Очевидно, что послы договорились в Париже о встрече двух королей. Но по какой-то причине Эдуард III не хотел, чтобы об этом стало известно всем. Он отплыл вместе с епископом Уинчестерским из Дувра 4 апреля 1331 года в условиях строжайшей секретности, переодетый купцом и в сопровождении всего пятнадцати рыцарей. Он оставил письма-патенты, в которых сообщал, что отправился исполнить обет паломничества и сделать "некоторые другие вещи, касающиеся благополучия нас самих и нашего королевства". Филипп VI встретил Эдуарда III в Пон-Сент-Максанс, на небольшом расстоянии к северу от Парижа, и они вместе поехали в охотничий домик французского короля в Сен-Кристоф в лесу Халатте. Французский король оказался на удивление сговорчивым. Эдуард III был избавлен от нового акта оммажа, Филипп VI объявил себя удовлетворенным обменом письмами, определяющими итог предыдущей церемонии. Филипп VI уже отозвал свою армию с юга и обещал возместить Эдуарду III ущерб за разграбление Сента графом Алансонским. Карл Алансонский превысил свои полномочия, объяснили ему; письма с приказом прекратить это, к сожалению, пришли слишком поздно. Некоторые мелкие разногласия были устранены. Эдуард III выразил заинтересованность в совместном с Филиппом VI крестовом походе против испанских мусульман. Филипп VI был должным образом удовлетворен. Два короля расстались друзьями или, по крайней мере, "не врагами", как выразился французский официальный хронист[164].
Сомнения хрониста были вполне обоснованными. Были улажены только ссоры ближайшего прошлого. Более трудноразрешимые проблемы, возникшие еще в 1259 году, остались незатронутыми. Обе стороны прекрасно понимали это. Когда Парламент собрался в Вестминстере в сентябре 1331 года, канцлер, Джон Стратфорд, в своем вступительном слове сделал обзор имеющихся альтернатив. По его словам, существовало три способа урегулирования отношений с королем Франции: во-первых, передать все нерешенные споры на рассмотрение пэров Франции и подчиниться их решению, как, по-видимому, предлагал сделать Филипп VI; во-вторых, путем переговоров, ведущих к брачному союзу и постоянному договору; в-третьих, путем войны. Лорды посоветовали, что и арбитраж пэров, и война слишком рискованны. Они предложили возобновить переговоры, а затем перешли к другим делам[165].

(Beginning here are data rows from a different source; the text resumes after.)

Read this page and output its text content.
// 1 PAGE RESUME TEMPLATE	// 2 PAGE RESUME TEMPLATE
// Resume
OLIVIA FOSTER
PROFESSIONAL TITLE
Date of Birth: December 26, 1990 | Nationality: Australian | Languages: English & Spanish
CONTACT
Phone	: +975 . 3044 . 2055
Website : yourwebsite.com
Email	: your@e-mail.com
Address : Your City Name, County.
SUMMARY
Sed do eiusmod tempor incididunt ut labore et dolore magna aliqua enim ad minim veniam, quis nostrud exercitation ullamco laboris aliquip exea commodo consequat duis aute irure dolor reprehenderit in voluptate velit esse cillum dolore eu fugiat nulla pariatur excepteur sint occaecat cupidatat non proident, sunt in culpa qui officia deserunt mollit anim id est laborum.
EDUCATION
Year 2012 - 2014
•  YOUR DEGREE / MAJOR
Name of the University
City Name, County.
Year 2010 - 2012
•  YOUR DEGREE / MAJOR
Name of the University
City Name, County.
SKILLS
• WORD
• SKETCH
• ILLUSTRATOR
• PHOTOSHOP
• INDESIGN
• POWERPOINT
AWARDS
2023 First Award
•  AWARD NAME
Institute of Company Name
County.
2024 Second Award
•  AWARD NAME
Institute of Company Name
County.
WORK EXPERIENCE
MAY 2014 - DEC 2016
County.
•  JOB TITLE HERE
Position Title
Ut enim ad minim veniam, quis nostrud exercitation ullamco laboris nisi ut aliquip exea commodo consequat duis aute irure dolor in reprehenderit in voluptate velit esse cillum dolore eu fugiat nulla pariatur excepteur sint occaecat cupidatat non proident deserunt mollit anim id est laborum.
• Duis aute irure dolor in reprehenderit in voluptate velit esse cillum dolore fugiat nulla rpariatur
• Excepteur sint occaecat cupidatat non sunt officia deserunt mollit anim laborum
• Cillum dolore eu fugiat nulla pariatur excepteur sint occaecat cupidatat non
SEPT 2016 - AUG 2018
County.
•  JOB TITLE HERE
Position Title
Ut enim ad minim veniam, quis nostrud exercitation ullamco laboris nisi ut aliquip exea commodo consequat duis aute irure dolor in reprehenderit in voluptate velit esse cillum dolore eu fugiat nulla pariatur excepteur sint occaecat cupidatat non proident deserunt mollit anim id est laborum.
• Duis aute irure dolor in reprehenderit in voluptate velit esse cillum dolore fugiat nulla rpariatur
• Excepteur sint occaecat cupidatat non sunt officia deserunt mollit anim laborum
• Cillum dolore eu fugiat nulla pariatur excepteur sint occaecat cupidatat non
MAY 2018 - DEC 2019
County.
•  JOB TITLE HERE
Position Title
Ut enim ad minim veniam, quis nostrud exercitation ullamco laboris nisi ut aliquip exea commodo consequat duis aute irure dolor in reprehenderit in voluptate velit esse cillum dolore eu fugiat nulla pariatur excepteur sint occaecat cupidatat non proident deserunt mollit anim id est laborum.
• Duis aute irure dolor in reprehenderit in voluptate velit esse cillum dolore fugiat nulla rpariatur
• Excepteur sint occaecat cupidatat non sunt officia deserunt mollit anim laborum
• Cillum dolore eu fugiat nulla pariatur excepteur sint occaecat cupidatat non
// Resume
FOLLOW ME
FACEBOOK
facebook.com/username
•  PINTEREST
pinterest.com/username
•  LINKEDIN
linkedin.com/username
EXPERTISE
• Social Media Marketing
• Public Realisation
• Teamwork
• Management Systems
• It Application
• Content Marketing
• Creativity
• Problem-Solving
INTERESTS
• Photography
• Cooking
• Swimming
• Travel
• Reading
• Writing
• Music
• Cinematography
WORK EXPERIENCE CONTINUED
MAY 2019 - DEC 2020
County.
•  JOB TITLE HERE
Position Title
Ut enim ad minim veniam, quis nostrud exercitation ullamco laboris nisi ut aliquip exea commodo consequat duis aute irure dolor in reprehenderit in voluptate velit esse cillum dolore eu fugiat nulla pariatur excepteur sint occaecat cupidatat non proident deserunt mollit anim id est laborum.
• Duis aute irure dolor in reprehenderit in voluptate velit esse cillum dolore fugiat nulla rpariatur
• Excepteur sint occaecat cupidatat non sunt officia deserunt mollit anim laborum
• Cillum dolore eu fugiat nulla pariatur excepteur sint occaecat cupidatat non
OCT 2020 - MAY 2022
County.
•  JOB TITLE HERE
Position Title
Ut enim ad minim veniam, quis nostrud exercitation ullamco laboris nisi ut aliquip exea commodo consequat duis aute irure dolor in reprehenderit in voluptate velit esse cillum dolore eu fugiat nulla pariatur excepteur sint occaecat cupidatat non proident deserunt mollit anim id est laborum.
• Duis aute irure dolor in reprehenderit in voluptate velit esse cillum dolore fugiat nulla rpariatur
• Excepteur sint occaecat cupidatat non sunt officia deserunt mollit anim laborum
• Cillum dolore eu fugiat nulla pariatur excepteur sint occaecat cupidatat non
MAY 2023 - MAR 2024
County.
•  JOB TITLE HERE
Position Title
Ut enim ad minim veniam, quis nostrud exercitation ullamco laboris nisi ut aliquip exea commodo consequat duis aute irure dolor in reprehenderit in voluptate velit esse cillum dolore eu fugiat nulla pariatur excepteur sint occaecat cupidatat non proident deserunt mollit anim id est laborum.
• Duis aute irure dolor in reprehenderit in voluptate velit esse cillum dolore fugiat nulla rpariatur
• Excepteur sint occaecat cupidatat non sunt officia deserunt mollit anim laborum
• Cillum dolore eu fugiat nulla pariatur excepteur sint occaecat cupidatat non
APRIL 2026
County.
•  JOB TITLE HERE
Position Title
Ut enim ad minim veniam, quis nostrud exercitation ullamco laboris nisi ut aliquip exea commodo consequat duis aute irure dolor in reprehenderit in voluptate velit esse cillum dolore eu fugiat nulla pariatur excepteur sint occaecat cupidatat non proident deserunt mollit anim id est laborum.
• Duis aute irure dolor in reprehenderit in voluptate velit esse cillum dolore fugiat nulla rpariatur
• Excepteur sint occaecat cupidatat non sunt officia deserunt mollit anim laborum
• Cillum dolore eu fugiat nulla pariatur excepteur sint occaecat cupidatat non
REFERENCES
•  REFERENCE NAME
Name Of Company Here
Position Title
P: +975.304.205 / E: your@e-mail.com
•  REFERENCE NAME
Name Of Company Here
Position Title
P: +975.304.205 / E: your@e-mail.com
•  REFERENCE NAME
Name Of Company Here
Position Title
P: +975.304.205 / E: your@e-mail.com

В громоздких дипломатических процедурах начала XIV века вряд ли можно было найти компромисс, не требующий воображения. На заре международных отношений правительства только начинали ставить свои отношения на регулярную основу, постоянно заниматься поддержанием дружеских отношений, а не делать это от случая к случаю и с опозданием. Не было постоянных посольств, которые бы изучали на месте надежды, страхи и меняющиеся настроения своих противников, и докладывали своим правительствам, где есть возможность для маневра, а где нет. Английские короли обычно держали в Париже небольшой штат юристов для ведения своих обширных дел в Парламенте, и в последнее время некоторые из них были англичанами. Но хотя на этих людей можно было положиться в том, что они сообщали о более публичных событиях, касающихся их господина, в остальном они были далеки от политических настроений французского королевского двора. Сами же французские короли не имели даже такой степени контакта со своими главными североевропейскими соперниками.
Вместо этого переговоры любой важности велись путем нерегулярной отправки "торжественных" послов. Под этим подразумевались величественные сановники, обычно епископы или крупные дворяне, сопровождаемые огромными свитами слуг и прихлебателей, а также небольшим количеством государственных чиновников, клириков-крючкотворов с мешками документов. Эти пышные мероприятия были необходимы в соответствии с традициями того времени и самолюбием правителей. Но обычно они были непродуктивной помехой хорошим дипломатическим отношениям. Их прибытие сопровождалось большой оглаской, и хотя они часто должны были передать как секретные, так и публичные послания, они редко оставались секретными надолго. Посольство, потерпевшее неудачу, терпело публичное унижение. Отказ был тем более унизителен, что он был нанесен на глазах у всего мира, да еще и таким высокопоставленным людям. Если бы связь между государствами была лучше, таких неудач можно было бы чаще избегать. Но новости распространялись медленно, а реакция правительств была еще медленнее. Торжественные посольства двигались в достойном темпе, в то время как события происходили быстро. Инструкции, которые нужно было готовить заранее, обычно были довольно узко очерчены. Если они оказывались неуместными, необходимо было получить дополнительные инструкции из дома. По этим причинам иногда предлагалось, чтобы важные дела велись конфиденциально клерками, которые могли ехать быстрее, не теряя лица и не истощая кладовые гостеприимных монастырей по пути следования. Но такие случаи были редки и требовали неловких извинений. Последствия для англо-французских отношений от такого способа ведения дипломатических дел были серьезными. Неразбериха и непоследовательность, непреднамеренная бестактность и несвоевременная неуступчивость, которые привели инцидент в Сен-Сардо к войне, во многом объяснялись полным незнанием Эдуардом II того, как мыслит его дорогой кузен во Франции. Оба правительства должны были совершить подобные ошибки в 1330-х годах по схожим причинам.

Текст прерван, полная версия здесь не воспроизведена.